Thursday, August 15, 2013: 2:30 PM
Spinnaker (Sheraton San Diego)
Microbial electrosynthesis is the conversion of CO2 to chemicals by autotrophic microorganisms using reducing equivalents from a negatively poised electrode. The technology has the potential to be a sustainable, carbon-consuming platform for industrial chemical production. In order for microbial electrosynthesis systems to become commercially relevant, long-term operation and improved rates must be demonstrated. In order to address this, bioelectrochemical reactors were operated chronoamperometrically at a cathode potential of -590 mV vs. SHE for over 200 days using a mixed microbial consortium (microbiome). Current consumed was directly related to the formation of hydrogen, acetate, and/or methane. Rates of acetate production were repeatedly observed over 10 mMl/L cathode liquid volume/day, and reached a maximum of 17.25 mM/day (1.04 g/L/d) with accumulation to 175 mM (10.5 g/L) over 20 days.
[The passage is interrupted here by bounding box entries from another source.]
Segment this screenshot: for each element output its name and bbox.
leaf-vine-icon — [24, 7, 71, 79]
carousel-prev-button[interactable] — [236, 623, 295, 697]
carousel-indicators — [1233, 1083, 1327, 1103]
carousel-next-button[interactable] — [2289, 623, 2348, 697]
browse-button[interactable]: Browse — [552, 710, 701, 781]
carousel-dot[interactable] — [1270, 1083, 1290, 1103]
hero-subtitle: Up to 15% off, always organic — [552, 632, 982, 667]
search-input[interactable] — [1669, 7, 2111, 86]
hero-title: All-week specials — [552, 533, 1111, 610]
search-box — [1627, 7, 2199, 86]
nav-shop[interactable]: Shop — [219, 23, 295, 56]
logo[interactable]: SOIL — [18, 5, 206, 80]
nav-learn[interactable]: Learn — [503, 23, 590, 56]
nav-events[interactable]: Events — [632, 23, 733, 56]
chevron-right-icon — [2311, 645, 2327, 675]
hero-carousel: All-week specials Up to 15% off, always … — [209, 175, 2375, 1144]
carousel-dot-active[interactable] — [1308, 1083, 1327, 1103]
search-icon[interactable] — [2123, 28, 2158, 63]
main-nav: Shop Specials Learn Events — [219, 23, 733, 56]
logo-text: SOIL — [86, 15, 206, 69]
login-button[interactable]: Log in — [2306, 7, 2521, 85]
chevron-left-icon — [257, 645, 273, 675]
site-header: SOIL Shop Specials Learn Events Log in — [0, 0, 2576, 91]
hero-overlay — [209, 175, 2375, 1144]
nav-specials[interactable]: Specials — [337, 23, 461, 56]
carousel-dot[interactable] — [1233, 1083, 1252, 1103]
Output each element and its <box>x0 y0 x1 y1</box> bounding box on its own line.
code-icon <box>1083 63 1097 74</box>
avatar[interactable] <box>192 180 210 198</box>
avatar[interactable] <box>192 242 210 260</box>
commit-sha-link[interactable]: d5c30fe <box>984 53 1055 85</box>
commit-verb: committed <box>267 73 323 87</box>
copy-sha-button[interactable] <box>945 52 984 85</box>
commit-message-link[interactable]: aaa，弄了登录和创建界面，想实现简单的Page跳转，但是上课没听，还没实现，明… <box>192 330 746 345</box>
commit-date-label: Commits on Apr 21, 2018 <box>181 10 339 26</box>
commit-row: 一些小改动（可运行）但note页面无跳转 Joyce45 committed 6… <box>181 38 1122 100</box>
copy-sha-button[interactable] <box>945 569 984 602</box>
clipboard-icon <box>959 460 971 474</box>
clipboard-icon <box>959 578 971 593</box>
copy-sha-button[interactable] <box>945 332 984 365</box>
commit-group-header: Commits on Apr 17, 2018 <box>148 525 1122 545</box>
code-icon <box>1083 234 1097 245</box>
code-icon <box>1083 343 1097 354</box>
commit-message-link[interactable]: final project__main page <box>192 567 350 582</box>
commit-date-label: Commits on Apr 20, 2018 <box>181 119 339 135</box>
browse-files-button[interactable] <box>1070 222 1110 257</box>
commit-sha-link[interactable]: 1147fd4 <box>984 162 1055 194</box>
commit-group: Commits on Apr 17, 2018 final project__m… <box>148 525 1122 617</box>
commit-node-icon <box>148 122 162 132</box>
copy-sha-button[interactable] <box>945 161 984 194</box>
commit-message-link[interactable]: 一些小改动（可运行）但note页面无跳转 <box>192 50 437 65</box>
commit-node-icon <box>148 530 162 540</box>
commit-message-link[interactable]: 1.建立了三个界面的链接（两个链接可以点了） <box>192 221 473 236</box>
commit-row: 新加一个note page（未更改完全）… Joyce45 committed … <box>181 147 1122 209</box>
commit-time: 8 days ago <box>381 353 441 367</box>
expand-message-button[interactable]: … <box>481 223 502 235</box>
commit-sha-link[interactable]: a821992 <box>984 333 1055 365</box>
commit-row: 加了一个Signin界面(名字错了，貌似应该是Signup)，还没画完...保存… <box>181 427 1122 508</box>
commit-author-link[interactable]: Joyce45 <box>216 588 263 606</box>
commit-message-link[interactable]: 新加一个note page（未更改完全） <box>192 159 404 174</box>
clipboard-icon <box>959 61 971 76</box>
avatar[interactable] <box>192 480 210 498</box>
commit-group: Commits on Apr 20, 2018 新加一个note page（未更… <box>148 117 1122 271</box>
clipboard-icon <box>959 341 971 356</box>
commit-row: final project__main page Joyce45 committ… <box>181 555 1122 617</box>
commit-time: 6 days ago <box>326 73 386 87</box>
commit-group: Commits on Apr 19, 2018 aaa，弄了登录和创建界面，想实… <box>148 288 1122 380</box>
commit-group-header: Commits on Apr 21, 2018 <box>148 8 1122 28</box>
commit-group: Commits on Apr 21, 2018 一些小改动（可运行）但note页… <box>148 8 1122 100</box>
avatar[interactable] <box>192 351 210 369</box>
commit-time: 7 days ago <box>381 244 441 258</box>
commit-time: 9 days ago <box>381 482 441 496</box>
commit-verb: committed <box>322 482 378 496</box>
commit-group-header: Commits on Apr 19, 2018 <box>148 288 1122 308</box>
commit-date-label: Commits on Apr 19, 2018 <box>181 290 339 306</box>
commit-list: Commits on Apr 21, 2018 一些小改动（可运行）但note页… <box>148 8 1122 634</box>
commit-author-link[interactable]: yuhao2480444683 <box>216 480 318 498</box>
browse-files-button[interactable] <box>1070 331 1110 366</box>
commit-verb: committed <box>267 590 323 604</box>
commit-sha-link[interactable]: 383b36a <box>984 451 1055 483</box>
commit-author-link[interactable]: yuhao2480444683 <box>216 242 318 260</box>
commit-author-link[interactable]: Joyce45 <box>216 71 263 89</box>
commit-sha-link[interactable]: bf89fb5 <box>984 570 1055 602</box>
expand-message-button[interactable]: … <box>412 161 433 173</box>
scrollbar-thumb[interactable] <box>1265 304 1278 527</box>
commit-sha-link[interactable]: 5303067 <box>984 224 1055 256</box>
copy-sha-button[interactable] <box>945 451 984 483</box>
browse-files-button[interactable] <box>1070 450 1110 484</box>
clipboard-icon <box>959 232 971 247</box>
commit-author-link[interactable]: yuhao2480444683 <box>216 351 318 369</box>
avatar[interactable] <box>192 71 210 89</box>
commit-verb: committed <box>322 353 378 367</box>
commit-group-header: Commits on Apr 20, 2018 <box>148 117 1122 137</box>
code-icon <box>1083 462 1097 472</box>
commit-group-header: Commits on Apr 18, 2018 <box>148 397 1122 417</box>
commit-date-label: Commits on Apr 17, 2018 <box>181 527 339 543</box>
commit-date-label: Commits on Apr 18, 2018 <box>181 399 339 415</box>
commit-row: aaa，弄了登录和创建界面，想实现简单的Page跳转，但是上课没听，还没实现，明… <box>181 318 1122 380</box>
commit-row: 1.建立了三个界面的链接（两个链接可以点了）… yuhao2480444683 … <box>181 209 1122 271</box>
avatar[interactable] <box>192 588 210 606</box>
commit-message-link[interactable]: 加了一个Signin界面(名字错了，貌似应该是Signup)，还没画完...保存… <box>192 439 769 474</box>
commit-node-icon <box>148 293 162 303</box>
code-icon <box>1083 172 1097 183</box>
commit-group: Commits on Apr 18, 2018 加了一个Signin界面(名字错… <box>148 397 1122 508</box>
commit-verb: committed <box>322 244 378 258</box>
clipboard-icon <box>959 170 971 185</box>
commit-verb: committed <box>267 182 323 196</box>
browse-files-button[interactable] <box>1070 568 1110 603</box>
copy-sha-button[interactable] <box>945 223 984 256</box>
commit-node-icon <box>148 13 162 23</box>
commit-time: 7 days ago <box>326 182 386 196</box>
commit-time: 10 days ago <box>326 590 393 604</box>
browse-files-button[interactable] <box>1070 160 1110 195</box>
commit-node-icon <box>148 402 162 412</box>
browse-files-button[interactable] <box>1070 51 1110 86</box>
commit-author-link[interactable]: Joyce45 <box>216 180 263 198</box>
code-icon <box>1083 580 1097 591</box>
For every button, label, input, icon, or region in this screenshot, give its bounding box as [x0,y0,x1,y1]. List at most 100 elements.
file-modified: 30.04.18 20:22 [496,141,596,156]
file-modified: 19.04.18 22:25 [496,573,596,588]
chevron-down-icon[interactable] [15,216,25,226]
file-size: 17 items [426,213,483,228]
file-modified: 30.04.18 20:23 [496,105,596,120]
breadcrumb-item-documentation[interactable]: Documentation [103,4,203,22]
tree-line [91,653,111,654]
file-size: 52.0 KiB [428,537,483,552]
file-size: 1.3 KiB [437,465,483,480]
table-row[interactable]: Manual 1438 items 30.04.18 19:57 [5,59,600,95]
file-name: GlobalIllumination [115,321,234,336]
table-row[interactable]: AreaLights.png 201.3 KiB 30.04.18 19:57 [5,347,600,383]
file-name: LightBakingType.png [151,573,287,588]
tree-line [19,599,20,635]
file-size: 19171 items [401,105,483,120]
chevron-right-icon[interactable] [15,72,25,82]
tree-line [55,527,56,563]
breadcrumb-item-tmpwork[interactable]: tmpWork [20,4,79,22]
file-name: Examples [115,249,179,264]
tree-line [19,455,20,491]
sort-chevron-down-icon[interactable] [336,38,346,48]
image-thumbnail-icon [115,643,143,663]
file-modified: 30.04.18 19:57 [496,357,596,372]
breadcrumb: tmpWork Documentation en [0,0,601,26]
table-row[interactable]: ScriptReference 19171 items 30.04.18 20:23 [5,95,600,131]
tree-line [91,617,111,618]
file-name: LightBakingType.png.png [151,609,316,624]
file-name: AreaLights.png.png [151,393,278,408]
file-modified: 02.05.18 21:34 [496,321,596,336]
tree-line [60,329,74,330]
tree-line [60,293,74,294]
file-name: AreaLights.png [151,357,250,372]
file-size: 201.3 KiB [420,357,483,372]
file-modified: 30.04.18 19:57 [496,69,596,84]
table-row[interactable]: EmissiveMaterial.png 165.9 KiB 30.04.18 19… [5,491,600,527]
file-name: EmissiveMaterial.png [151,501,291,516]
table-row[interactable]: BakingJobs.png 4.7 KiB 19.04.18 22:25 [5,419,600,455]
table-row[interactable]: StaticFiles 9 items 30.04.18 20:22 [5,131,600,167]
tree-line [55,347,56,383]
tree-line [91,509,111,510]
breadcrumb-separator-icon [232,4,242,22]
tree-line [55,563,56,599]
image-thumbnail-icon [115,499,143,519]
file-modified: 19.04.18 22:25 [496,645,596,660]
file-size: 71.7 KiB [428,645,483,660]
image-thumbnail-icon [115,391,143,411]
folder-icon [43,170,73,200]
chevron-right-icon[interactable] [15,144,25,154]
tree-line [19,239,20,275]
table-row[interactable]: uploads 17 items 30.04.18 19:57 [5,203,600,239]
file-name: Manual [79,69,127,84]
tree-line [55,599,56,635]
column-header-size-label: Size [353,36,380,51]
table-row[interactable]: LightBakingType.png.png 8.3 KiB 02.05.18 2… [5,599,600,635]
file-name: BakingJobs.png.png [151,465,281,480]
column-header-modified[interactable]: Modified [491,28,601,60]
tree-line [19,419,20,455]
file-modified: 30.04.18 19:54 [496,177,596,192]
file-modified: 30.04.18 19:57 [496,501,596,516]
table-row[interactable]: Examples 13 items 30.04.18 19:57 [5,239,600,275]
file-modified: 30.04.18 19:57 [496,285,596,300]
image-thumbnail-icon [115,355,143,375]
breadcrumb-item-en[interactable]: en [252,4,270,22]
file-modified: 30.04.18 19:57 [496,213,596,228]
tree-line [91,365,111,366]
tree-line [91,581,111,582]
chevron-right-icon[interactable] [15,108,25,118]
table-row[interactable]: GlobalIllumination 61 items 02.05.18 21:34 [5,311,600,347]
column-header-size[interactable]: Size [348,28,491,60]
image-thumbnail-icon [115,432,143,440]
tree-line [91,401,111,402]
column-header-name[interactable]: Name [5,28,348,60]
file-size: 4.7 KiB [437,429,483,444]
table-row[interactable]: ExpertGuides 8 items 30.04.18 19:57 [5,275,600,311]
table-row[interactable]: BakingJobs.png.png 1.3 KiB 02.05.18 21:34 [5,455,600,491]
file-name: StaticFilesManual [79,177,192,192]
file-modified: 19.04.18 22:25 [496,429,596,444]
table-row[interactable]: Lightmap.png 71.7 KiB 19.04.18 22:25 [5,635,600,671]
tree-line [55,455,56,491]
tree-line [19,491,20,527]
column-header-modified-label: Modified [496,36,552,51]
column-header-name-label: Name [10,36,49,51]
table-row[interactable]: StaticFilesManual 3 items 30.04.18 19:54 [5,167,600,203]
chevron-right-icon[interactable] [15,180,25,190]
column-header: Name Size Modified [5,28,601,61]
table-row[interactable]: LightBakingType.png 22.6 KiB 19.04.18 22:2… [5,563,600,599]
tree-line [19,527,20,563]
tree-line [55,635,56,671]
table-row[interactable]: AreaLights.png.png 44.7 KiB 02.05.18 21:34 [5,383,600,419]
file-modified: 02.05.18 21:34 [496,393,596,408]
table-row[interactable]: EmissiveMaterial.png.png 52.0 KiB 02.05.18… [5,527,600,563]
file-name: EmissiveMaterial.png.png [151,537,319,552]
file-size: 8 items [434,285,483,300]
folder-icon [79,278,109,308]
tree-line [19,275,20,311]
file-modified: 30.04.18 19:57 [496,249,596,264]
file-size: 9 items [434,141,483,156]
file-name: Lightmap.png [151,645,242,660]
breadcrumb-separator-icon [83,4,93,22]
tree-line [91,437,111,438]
Hydrogen was also produced at high rates by the biocathode, reaching 100 mM/d (0.2 g/L/d) and a total accumulation of 1164 mM (2.4 g/L) over 20 days. Other products observed were formate, propionate, and butyrate. Acetobacterium spp. dominated the active microbial population on the cathodes (50-60%), with members of Sulfurospirillum and the Rhodobacteraceae also prevalent. Utilization of microbiomes for microbial electrosynthesis has the potential to produce commodity chemicals, gaseous and liquid fuels, and bioplastics from CO2. The production of acetate in this study approach that reported for bioreactors pressurized with H2:CO2, indicating that electrodes deliver electrons to autotrophic microorganisms effectively. This study demonstrated sustained long-term performance of an electrosynthetic microbiome.